Your research paper, now with a Doraemon theme
An LLM pipeline that turns PDFs into slides or posters, complete with checkpoint recovery and natural-language styling.

What it does Feed it a PDF, Word doc, or even a PowerPoint, and Paper2Slides runs a four-stage pipeline: RAG indexing, content extraction, layout planning, and final image generation. Output is a set of PNG slides or a poster, optionally merged into a PDF. There’s a web UI, but the CLI is fully scriptable.
The interesting bit The checkpoint system is the quiet workhorse. Each stage writes a JSON checkpoint, so you can resume after a crash, switch styles without re-parsing, or regenerate images while keeping the same plan.

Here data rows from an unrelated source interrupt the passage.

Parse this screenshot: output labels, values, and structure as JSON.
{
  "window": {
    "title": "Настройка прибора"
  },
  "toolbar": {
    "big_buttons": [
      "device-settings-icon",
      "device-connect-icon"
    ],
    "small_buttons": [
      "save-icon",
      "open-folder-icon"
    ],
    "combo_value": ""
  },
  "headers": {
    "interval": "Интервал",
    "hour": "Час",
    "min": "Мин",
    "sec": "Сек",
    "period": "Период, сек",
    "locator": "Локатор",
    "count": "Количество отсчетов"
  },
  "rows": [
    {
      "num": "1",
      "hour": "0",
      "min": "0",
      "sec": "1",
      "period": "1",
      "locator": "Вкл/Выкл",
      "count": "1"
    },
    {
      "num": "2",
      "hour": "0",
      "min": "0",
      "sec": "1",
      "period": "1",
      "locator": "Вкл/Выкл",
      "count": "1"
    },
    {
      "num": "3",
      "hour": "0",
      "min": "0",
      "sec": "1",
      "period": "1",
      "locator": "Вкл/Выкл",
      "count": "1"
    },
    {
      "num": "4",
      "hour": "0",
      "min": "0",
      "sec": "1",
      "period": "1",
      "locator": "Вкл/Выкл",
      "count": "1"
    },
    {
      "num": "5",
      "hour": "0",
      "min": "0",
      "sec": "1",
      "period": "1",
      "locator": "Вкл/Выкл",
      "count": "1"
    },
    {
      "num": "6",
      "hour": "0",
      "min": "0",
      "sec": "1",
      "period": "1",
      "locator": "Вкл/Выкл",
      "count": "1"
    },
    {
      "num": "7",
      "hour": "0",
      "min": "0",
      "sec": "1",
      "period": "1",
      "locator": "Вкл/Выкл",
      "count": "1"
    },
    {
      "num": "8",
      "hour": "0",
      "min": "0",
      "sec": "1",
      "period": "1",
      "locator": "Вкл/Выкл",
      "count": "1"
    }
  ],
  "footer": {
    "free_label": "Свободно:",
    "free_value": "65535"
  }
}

The README also notes that “fine-grained layout instructions ground well; fine-grained element styling does not” — a useful, honest hint for prompt engineering.
Key highlights
- Supports PDF, Word, Excel, PowerPoint, and Markdown inputs
- Normal mode uses RAG for long documents;
--fastskips indexing for quick previews - Parallel generation (
--parallel N) speeds up multi-slide output - Custom styles via natural language prompts (the Totoro example is in the README)
- Image generation defaults to Gemini via OpenRouter, with a fallback to direct Google API
Caveats
- Requires external LLM and image-gen API keys; no local-only mode is mentioned
- Image generation model must support image responses, or you need to configure MIME types correctly
- The “fast” mode only works if the full document fits in the LLM context window
Verdict Worth a look if you regularly turn papers into conference posters or deck slides and want to automate the busywork. Skip it if you need pixel-perfect manual control or can’t route documents through third-party LLM APIs.